A peculiar conversation with my mentor

I sat in her office, her face lit up and that moment I knew she was excited to see me.

She was very happy when she asked me how I was. I briefly told her about how my work was and she told me stories of how the department has been since I left. For quite a while we’ve recalled professors who left, who retired, who were great and of course those who didn’t deserve to be given credit.

Then she started asking me how my life was going on apart from work. I told her there was nothing going on aside from work. My life has been nothing more than a routine I wake up in the morning I go to work, in the afternoon I deal with an-hour-long traffic jam then I hear the mass and walk myself home.

She gave me the look and stared at me for a very long time. When she finally spoke she said “What have you been doing with your life? You’re missing out” She told me you can’t forget how good life is just because you’re in a hurry to get your dreams. You are not forever young. When you’re old you can’t have the same rush and bliss when you see your crush, when you fall in love, when you hold someone’s hand. Have you ever had a real relationship?
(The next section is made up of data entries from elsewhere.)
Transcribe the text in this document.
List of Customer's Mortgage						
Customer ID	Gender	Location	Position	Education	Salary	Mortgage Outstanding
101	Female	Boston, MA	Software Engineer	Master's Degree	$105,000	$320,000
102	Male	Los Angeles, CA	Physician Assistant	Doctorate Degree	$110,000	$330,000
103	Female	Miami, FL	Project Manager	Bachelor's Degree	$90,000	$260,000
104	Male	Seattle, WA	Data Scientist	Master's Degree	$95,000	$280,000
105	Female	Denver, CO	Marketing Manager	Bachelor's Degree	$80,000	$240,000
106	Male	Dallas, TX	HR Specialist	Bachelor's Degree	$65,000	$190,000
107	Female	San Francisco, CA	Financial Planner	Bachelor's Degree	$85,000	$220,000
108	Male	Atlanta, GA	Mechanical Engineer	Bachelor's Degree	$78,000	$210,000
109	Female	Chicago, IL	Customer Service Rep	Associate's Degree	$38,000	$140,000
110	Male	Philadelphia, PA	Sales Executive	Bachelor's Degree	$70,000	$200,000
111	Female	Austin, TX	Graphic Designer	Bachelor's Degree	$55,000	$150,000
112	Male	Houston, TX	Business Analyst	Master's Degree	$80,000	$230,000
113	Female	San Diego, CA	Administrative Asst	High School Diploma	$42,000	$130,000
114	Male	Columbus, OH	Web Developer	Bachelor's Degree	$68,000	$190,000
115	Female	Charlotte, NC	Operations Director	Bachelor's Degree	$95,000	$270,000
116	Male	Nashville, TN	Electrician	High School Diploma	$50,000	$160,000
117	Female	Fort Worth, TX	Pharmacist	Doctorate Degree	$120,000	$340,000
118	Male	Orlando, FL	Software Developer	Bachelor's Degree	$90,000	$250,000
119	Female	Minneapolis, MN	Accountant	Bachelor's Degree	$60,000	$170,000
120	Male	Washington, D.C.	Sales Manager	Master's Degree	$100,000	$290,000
I shrugged and said no (A high school relationship doesn’t count. C’mon I was just a kid then). I was too busy studying and I really never felt the need for it. I was happy with my friends, too happy I didn’t even notice it. Then she asked me what do you do with all the guys that approached you? I befriended them. She took off her glasses and said ‘what?’ With a tone like how she couldn’t believe when she first knew Michael Jackson was dead. Well, I didn’t want any emotional attachments. My dreams are obviously somewhere overseas and I’m scared that I might get emotionally satisfied I might choose to stay with the comforts of local opportunities then I’d unknowingly give up on my dreams. It happened to a lot of people that I know and I wouldn’t want to wake up one day telling myself I could’ve had my dreams.

Then she answered you’re not them you know better, I taught you for years. You can’t lose all your time worrying about your future. You will be old before you realize you can’t do all these things anymore. And you will be old when you think about what real happiness means. Then I quickly answered back, what if my dream is my real happiness, something that will make me very contented. She looked at me straight in the eye and she said look at you, you’re devastated more than you’re happy. The way to your dreams is always rough, remember that.  It is a level of satisfaction, a self-fulfilment but it won’t be your real happiness because your dreams won’t be at your death bed when you’re about to go. I didn’t tell her what was running in my head but for the love of arguments I was about to ask what if he dies earlier than I do then that makes it all the same right?

I really couldn’t believe my mentor who was a feminist was talking to me in a very different perspective. I guess these are those things you won’t learn from books. How am I supposed to argue with all these? She has  already seen the world and I’m still about to see it.